About David Barnes 3891 Articles
David has worked as a freelance rugby journalist since 2004 covering every level of the game in Scotland for publications including he Herald/Sunday Herald, The Sunday Times, The Telegraph, The Scotsman/Scotland on Sunday/Evening News, The Daily Record, The Daily Mail/Mail on Sunday and The Sun.


  1. Mmm

    The SRU is £10.5m in the red and Hilary was CFO on the board presiding over that.

    Not much changed outside the players enclosure. Big queues for beer, expensive tickets, not much changed from my perspective.

    New broom needed

    • Absolutely agree with what you have said – I like many who supported the move to season passes and provided vital ongoing regular income in the form of direct debits through the summer months when the team were very much on the back foot are still waiting to hear the fate of season passes. This information was promised in the “new year” and here we are in March with no word at all. Someone needs to pull their finger out

  2. She only joined in August 2021. Looked to me like she did her job in difficult circumstances. Good luck Hilary.

  3. “Rugby Fan” – Gerry Thornley of the Irish Times, this week, had a piece about how unhappy an experience it is to go to the Aviva these days. Apparently, too many of roy Keane’s “prawn sandwich” eaters and genuine rugby fans going AWOL.

    • It’s a pretty over-rated stadium anyway. When it goes quiet you can hear the players shouting at each other because the sound rattles round the tinny finishings. From space it probably looks like a giant bedpan full of sickly green vomit.

    • Whereas Murrayfield is full of working class heroes….only need to hear how goal kickers are treated at Murrayfield to know how few real rugby people attend nowadays. It’s a tourist venue these days.

  4. Any insights into her severance package? More precisely how many Super League players that might fund for a season?

  5. Exit not before time. More evidence of the new broom sweeping through Scottish Rugby. A good few others who have been riding on Dodson’s coat tails should be polishing their CVs.

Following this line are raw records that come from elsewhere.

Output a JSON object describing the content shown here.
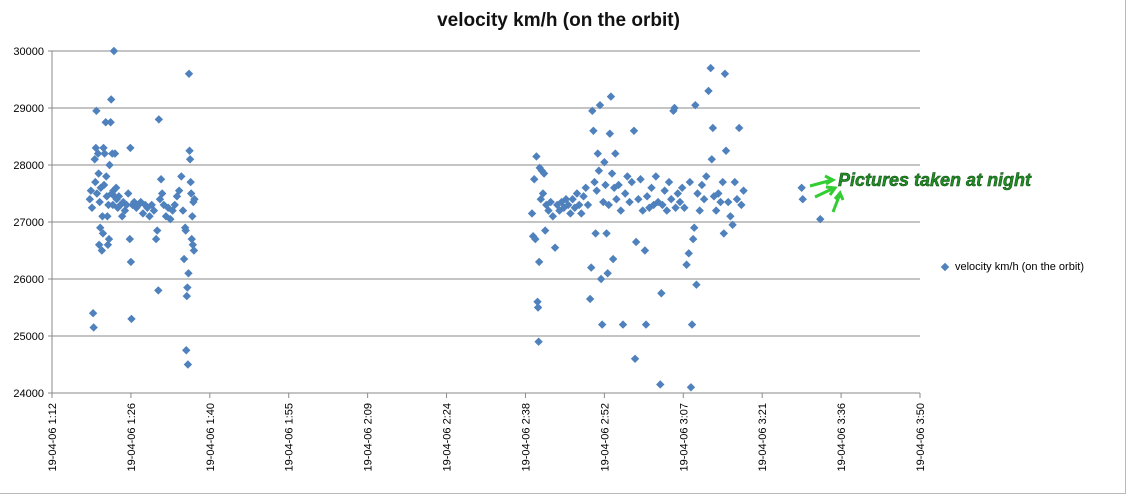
{
  "chart_data": {
    "type": "scatter",
    "title": "velocity km/h (on the orbit)",
    "xlabel": "",
    "ylabel": "",
    "ylim": [
      24000,
      30000
    ],
    "yticks": [
      24000,
      25000,
      26000,
      27000,
      28000,
      29000,
      30000
    ],
    "xticks": [
      "19-04-06 1:12",
      "19-04-06 1:26",
      "19-04-06 1:40",
      "19-04-06 1:55",
      "19-04-06 2:09",
      "19-04-06 2:24",
      "19-04-06 2:38",
      "19-04-06 2:52",
      "19-04-06 3:07",
      "19-04-06 3:21",
      "19-04-06 3:36",
      "19-04-06 3:50"
    ],
    "xtick_minutes": [
      72,
      86.4,
      100.8,
      115.2,
      129.6,
      144,
      158.4,
      172.8,
      187.2,
      201.6,
      216,
      230.4
    ],
    "x_unit": "minutes after 19-04-06 0:00",
    "grid": true,
    "legend_position": "right",
    "color": "#4f81bd",
    "series": [
      {
        "name": "velocity km/h (on the orbit)",
        "points": [
          [
            78.9,
            27400
          ],
          [
            79.1,
            27550
          ],
          [
            79.3,
            27250
          ],
          [
            79.5,
            25400
          ],
          [
            79.6,
            25150
          ],
          [
            79.8,
            28100
          ],
          [
            79.9,
            27700
          ],
          [
            80.0,
            28300
          ],
          [
            80.1,
            28950
          ],
          [
            80.2,
            27500
          ],
          [
            80.4,
            28200
          ],
          [
            80.5,
            27850
          ],
          [
            80.6,
            26600
          ],
          [
            80.7,
            27350
          ],
          [
            80.8,
            26900
          ],
          [
            80.9,
            27600
          ],
          [
            81.1,
            26500
          ],
          [
            81.2,
            27100
          ],
          [
            81.3,
            26800
          ],
          [
            81.4,
            28300
          ],
          [
            81.5,
            27650
          ],
          [
            81.6,
            28200
          ],
          [
            81.8,
            28750
          ],
          [
            81.9,
            27800
          ],
          [
            82.0,
            27450
          ],
          [
            82.1,
            27100
          ],
          [
            82.2,
            26600
          ],
          [
            82.3,
            27300
          ],
          [
            82.4,
            26700
          ],
          [
            82.5,
            28000
          ],
          [
            82.7,
            28750
          ],
          [
            82.8,
            29150
          ],
          [
            82.9,
            27500
          ],
          [
            83.0,
            28200
          ],
          [
            83.1,
            27300
          ],
          [
            83.2,
            27550
          ],
          [
            83.3,
            30000
          ],
          [
            83.4,
            27450
          ],
          [
            83.5,
            28200
          ],
          [
            83.7,
            27600
          ],
          [
            83.8,
            27400
          ],
          [
            84.0,
            27250
          ],
          [
            84.2,
            27450
          ],
          [
            84.5,
            27300
          ],
          [
            84.8,
            27100
          ],
          [
            85.0,
            27350
          ],
          [
            85.3,
            27200
          ],
          [
            85.6,
            27300
          ],
          [
            85.9,
            27500
          ],
          [
            86.2,
            26700
          ],
          [
            86.3,
            28300
          ],
          [
            86.4,
            26300
          ],
          [
            86.5,
            25300
          ],
          [
            86.7,
            27300
          ],
          [
            87.0,
            27350
          ],
          [
            87.4,
            27250
          ],
          [
            87.8,
            27300
          ],
          [
            88.2,
            27350
          ],
          [
            88.6,
            27150
          ],
          [
            89.0,
            27300
          ],
          [
            89.4,
            27250
          ],
          [
            89.8,
            27100
          ],
          [
            90.2,
            27300
          ],
          [
            90.6,
            27200
          ],
          [
            91.0,
            26700
          ],
          [
            91.2,
            26850
          ],
          [
            91.4,
            25800
          ],
          [
            91.5,
            28800
          ],
          [
            91.7,
            27400
          ],
          [
            91.9,
            27750
          ],
          [
            92.1,
            27500
          ],
          [
            92.4,
            27300
          ],
          [
            92.8,
            27100
          ],
          [
            93.2,
            27250
          ],
          [
            93.6,
            27050
          ],
          [
            94.0,
            27200
          ],
          [
            94.4,
            27300
          ],
          [
            94.8,
            27450
          ],
          [
            95.2,
            27550
          ],
          [
            95.6,
            27800
          ],
          [
            95.9,
            27200
          ],
          [
            96.1,
            26350
          ],
          [
            96.3,
            26900
          ],
          [
            96.4,
            26850
          ],
          [
            96.5,
            24750
          ],
          [
            96.6,
            25700
          ],
          [
            96.7,
            25850
          ],
          [
            96.8,
            24500
          ],
          [
            96.9,
            26100
          ],
          [
            97.0,
            29600
          ],
          [
            97.1,
            28250
          ],
          [
            97.2,
            28100
          ],
          [
            97.3,
            27700
          ],
          [
            97.4,
            27500
          ],
          [
            97.5,
            26700
          ],
          [
            97.6,
            27100
          ],
          [
            97.7,
            26600
          ],
          [
            97.8,
            27350
          ],
          [
            97.9,
            26500
          ],
          [
            98.0,
            27400
          ],
          [
            159.6,
            27150
          ],
          [
            159.8,
            26750
          ],
          [
            160.0,
            27750
          ],
          [
            160.2,
            26700
          ],
          [
            160.4,
            28150
          ],
          [
            160.6,
            25600
          ],
          [
            160.7,
            25500
          ],
          [
            160.8,
            24900
          ],
          [
            160.9,
            26300
          ],
          [
            161.0,
            27950
          ],
          [
            161.2,
            27400
          ],
          [
            161.4,
            27900
          ],
          [
            161.6,
            27500
          ],
          [
            161.8,
            27850
          ],
          [
            162.0,
            26850
          ],
          [
            162.2,
            27300
          ],
          [
            162.6,
            27200
          ],
          [
            163.0,
            27350
          ],
          [
            163.4,
            27100
          ],
          [
            163.8,
            26550
          ],
          [
            164.2,
            27300
          ],
          [
            164.6,
            27200
          ],
          [
            165.0,
            27350
          ],
          [
            165.4,
            27250
          ],
          [
            165.8,
            27400
          ],
          [
            166.2,
            27300
          ],
          [
            166.6,
            27150
          ],
          [
            167.0,
            27400
          ],
          [
            167.4,
            27250
          ],
          [
            167.8,
            27500
          ],
          [
            168.2,
            27300
          ],
          [
            168.6,
            27150
          ],
          [
            169.0,
            27450
          ],
          [
            169.4,
            27600
          ],
          [
            169.8,
            27300
          ],
          [
            170.2,
            25650
          ],
          [
            170.4,
            26200
          ],
          [
            170.6,
            28950
          ],
          [
            170.8,
            28600
          ],
          [
            171.0,
            27700
          ],
          [
            171.2,
            26800
          ],
          [
            171.4,
            27550
          ],
          [
            171.6,
            28200
          ],
          [
            171.8,
            27900
          ],
          [
            172.0,
            29050
          ],
          [
            172.2,
            26000
          ],
          [
            172.4,
            25200
          ],
          [
            172.6,
            27350
          ],
          [
            172.8,
            28050
          ],
          [
            173.0,
            27650
          ],
          [
            173.2,
            26800
          ],
          [
            173.4,
            26100
          ],
          [
            173.6,
            27300
          ],
          [
            173.8,
            28550
          ],
          [
            174.0,
            29200
          ],
          [
            174.2,
            27850
          ],
          [
            174.4,
            26350
          ],
          [
            174.6,
            27600
          ],
          [
            174.8,
            28200
          ],
          [
            175.0,
            27400
          ],
          [
            175.4,
            27650
          ],
          [
            175.8,
            27200
          ],
          [
            176.2,
            25200
          ],
          [
            176.6,
            27500
          ],
          [
            177.0,
            27800
          ],
          [
            177.4,
            27350
          ],
          [
            177.8,
            27700
          ],
          [
            178.2,
            28600
          ],
          [
            178.4,
            24600
          ],
          [
            178.6,
            26650
          ],
          [
            179.0,
            27400
          ],
          [
            179.4,
            27750
          ],
          [
            179.8,
            27200
          ],
          [
            180.2,
            26500
          ],
          [
            180.4,
            25200
          ],
          [
            180.6,
            27450
          ],
          [
            181.0,
            27250
          ],
          [
            181.4,
            27600
          ],
          [
            181.8,
            27300
          ],
          [
            182.2,
            27800
          ],
          [
            182.6,
            27350
          ],
          [
            183.0,
            24150
          ],
          [
            183.2,
            25750
          ],
          [
            183.4,
            27300
          ],
          [
            183.8,
            27550
          ],
          [
            184.2,
            27200
          ],
          [
            184.6,
            27700
          ],
          [
            185.0,
            27400
          ],
          [
            185.4,
            28950
          ],
          [
            185.6,
            29000
          ],
          [
            185.8,
            27250
          ],
          [
            186.2,
            27500
          ],
          [
            186.6,
            27350
          ],
          [
            187.0,
            27600
          ],
          [
            187.4,
            27250
          ],
          [
            187.8,
            26250
          ],
          [
            188.2,
            26450
          ],
          [
            188.4,
            27700
          ],
          [
            188.6,
            24100
          ],
          [
            188.8,
            25200
          ],
          [
            189.0,
            26700
          ],
          [
            189.2,
            26900
          ],
          [
            189.4,
            29050
          ],
          [
            189.6,
            25900
          ],
          [
            189.8,
            27500
          ],
          [
            190.2,
            27200
          ],
          [
            190.6,
            27650
          ],
          [
            191.0,
            27400
          ],
          [
            191.4,
            27800
          ],
          [
            191.8,
            29300
          ],
          [
            192.2,
            29700
          ],
          [
            192.4,
            28100
          ],
          [
            192.6,
            28650
          ],
          [
            192.8,
            27450
          ],
          [
            193.2,
            27200
          ],
          [
            193.6,
            27500
          ],
          [
            194.0,
            27350
          ],
          [
            194.4,
            27700
          ],
          [
            194.6,
            26800
          ],
          [
            194.8,
            29600
          ],
          [
            195.0,
            28250
          ],
          [
            195.4,
            27350
          ],
          [
            195.8,
            27100
          ],
          [
            196.2,
            26950
          ],
          [
            196.6,
            27700
          ],
          [
            197.0,
            27400
          ],
          [
            197.4,
            28650
          ],
          [
            197.8,
            27300
          ],
          [
            198.2,
            27550
          ],
          [
            208.8,
            27600
          ],
          [
            209.0,
            27400
          ],
          [
            212.2,
            27050
          ]
        ]
      }
    ],
    "annotations": [
      {
        "text": "Pictures taken at night"
      }
    ]
  }
}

  6. She says she’s worked with some talented and inspiring people .
    Who are they ?
    I would really like to know as I guess would many others

    • Just wondered if you have been to Murrayfield on an international day recently. What a great experience, probably the best in the 6 Nations. Do you think this came out of fresh air.

      • Imagine Irish fans prefer their experience of picking up silverware with teams developed from grassroots Irish rugby and supported by execs who don’t corruptly fill their pockets or bully staff / lose industrial tribunals…..shall we see if they would like to swap???

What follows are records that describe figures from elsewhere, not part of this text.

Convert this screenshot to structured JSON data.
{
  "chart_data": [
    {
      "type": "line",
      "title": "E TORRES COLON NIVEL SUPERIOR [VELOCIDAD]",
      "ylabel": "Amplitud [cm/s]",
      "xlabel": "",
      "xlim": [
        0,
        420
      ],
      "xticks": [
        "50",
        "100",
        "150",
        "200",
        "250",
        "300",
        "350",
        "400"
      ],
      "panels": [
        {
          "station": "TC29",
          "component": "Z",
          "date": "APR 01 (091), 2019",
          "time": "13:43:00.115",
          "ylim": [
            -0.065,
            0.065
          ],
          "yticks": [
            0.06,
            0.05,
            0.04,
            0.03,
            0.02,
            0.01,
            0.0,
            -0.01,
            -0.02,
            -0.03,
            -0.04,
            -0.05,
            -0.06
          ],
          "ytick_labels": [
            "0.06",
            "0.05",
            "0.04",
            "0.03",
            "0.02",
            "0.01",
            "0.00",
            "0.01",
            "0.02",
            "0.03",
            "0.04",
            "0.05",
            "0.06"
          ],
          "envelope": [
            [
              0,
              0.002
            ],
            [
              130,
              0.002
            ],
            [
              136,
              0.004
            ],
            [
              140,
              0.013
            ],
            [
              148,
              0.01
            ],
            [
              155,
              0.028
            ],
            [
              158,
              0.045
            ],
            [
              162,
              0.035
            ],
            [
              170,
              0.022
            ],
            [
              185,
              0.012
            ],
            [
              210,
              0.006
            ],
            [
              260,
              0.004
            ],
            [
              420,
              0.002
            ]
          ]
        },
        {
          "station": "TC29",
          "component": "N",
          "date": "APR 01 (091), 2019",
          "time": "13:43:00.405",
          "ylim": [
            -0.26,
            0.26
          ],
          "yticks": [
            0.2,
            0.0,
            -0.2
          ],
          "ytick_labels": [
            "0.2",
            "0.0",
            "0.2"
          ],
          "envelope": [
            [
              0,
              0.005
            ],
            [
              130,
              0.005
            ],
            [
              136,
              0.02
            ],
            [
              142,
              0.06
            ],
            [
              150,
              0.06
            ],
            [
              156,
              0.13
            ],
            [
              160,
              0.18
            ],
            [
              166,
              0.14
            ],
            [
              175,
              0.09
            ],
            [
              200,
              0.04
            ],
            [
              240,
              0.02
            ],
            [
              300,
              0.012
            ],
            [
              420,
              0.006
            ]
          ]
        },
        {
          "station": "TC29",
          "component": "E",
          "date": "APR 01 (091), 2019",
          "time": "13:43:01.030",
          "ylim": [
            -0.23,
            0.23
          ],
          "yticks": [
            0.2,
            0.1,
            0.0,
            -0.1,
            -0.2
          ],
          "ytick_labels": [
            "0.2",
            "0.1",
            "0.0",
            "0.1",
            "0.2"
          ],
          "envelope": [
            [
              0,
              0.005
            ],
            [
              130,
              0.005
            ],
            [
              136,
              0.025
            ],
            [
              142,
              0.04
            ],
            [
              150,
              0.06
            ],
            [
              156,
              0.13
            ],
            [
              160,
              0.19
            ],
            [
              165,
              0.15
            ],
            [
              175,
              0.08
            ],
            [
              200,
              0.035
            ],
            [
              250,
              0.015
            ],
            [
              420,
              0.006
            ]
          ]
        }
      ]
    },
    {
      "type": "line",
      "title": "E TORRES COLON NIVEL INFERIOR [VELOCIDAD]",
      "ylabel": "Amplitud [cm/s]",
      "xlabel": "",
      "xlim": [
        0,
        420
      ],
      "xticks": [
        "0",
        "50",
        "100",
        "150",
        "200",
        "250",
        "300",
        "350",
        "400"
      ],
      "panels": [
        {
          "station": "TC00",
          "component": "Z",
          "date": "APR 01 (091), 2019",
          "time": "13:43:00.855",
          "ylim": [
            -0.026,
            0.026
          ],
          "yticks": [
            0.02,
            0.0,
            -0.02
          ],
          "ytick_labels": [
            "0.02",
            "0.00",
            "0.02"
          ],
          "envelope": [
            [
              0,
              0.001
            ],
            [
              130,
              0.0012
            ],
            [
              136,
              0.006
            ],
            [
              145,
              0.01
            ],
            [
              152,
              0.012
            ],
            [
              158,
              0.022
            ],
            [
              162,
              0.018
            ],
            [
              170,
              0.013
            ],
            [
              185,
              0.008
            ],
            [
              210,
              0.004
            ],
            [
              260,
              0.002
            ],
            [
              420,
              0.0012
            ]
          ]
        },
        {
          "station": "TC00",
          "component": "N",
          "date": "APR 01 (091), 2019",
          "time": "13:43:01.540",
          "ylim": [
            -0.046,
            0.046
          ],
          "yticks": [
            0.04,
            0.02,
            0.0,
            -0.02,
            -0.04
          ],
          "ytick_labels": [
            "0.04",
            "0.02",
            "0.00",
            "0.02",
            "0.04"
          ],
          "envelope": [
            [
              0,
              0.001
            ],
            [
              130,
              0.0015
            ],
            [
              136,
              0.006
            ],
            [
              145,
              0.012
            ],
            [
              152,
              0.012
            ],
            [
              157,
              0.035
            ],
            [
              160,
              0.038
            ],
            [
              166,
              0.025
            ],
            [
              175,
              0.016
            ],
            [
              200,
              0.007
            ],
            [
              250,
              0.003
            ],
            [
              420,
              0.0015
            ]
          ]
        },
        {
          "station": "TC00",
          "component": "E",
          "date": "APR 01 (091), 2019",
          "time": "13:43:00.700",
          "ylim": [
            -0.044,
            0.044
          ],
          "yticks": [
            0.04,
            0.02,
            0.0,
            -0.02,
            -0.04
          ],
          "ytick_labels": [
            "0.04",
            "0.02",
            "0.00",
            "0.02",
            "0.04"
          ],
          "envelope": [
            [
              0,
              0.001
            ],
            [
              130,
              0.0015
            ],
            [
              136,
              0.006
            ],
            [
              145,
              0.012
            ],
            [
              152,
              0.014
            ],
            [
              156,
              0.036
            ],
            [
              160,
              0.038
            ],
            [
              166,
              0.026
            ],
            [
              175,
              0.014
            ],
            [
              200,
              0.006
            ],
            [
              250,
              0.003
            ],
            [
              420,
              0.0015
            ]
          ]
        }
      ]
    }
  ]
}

      • @Rugby Fan they have a bigger audience over there though, right? No doubt they prefer their experience of winning.

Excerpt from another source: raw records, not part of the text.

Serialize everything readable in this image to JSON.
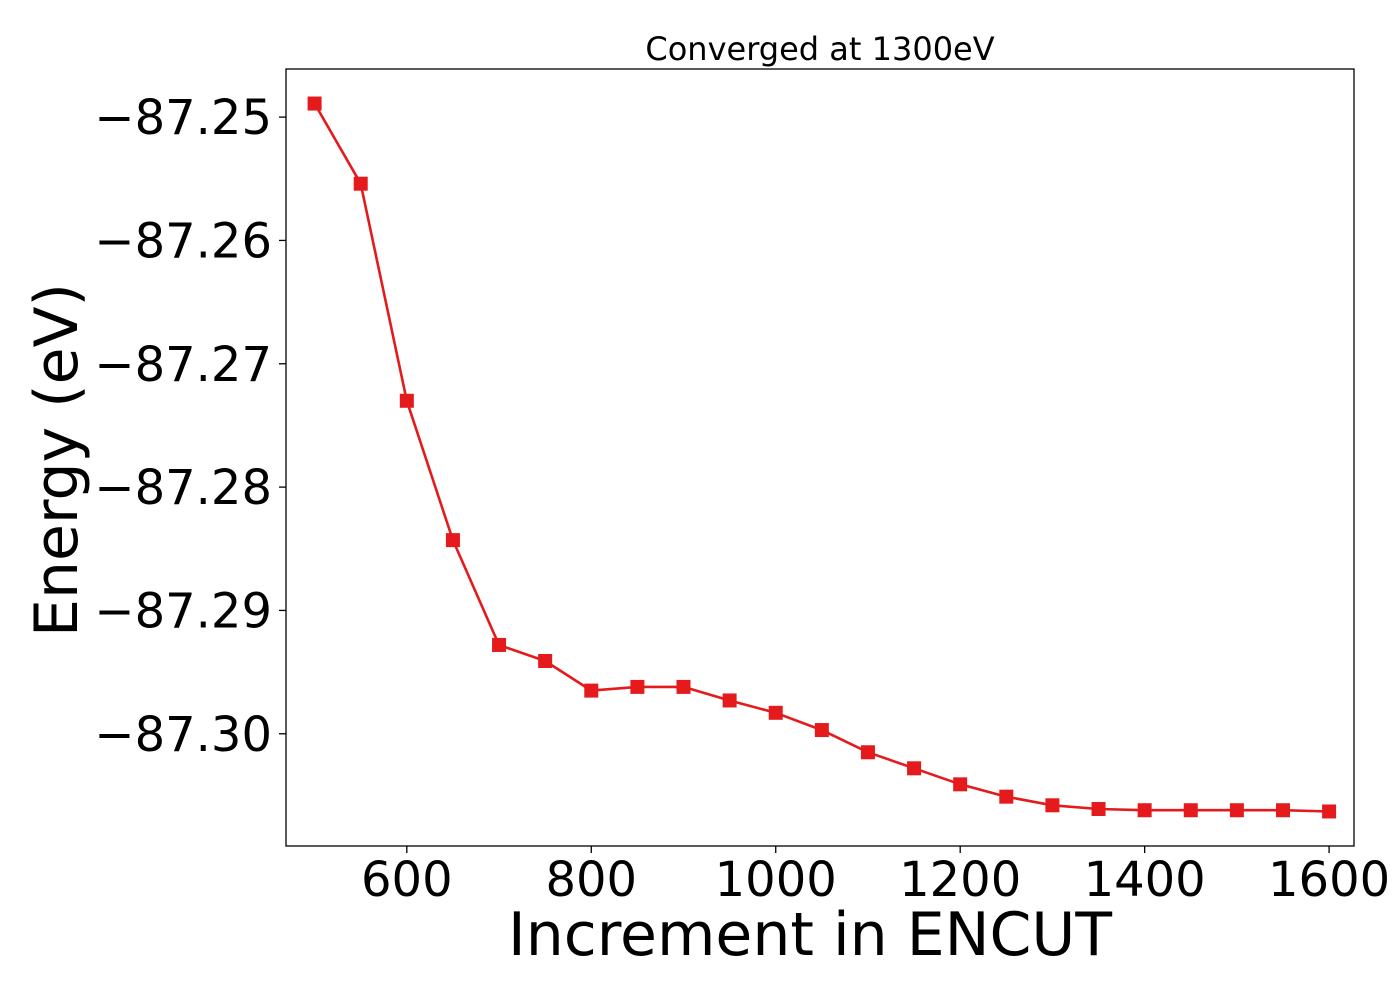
{
  "chart_data": {
    "type": "line",
    "title": "Converged at 1300eV",
    "xlabel": "Increment in ENCUT",
    "ylabel": "Energy (eV)",
    "xlim": [
      469,
      1627
    ],
    "ylim": [
      -87.3091,
      -87.2461
    ],
    "x_ticks": [
      600,
      800,
      1000,
      1200,
      1400,
      1600
    ],
    "x_tick_labels": [
      "600",
      "800",
      "1000",
      "1200",
      "1400",
      "1600"
    ],
    "y_ticks": [
      -87.25,
      -87.26,
      -87.27,
      -87.28,
      -87.29,
      -87.3
    ],
    "y_tick_labels": [
      "−87.25",
      "−87.26",
      "−87.27",
      "−87.28",
      "−87.29",
      "−87.30"
    ],
    "grid": false,
    "series": [
      {
        "color": "#e41a1c",
        "marker": "square",
        "x": [
          500,
          550,
          600,
          650,
          700,
          750,
          800,
          850,
          900,
          950,
          1000,
          1050,
          1100,
          1150,
          1200,
          1250,
          1300,
          1350,
          1400,
          1450,
          1500,
          1550,
          1600
        ],
        "y": [
          -87.2489,
          -87.2554,
          -87.273,
          -87.2843,
          -87.2928,
          -87.2941,
          -87.2965,
          -87.2962,
          -87.2962,
          -87.2973,
          -87.2983,
          -87.2997,
          -87.3015,
          -87.3028,
          -87.3041,
          -87.3051,
          -87.3058,
          -87.3061,
          -87.3062,
          -87.3062,
          -87.3062,
          -87.3062,
          -87.3063
        ]
      }
    ]
  }
}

        But then they don’t have that lead dog collar of Scottish fatalism hanging round their necks where everything is falling down.

        Sometimes you just have to make the most of what’s available and take it from there. Being allusive to ‘something better’ or ‘we have it worse’ without offering improvement is just dog food.

      • Went to Murrayfield years ago
        Married now with young kids …don’t go …..prices too exorbitant for the whole family.
        Somebody is milking it upstairs

      • On a personal note and admittedly via the television coverage, i’m reasonably sure the experience would be greatly enhanced without the moronic screaming over the Tannoy at every given opportunity, and although it wouldn’t save a great deal could we ditch the pyrotechnics.

    • I’m sure she wouldn’t want to embarrass those colleagues by naming them. And let’s face it, not many folk are going to know the names of those who work behind the scenes. I’m sure there’s lots of people who work at Murrayfield who are very talented at what they do.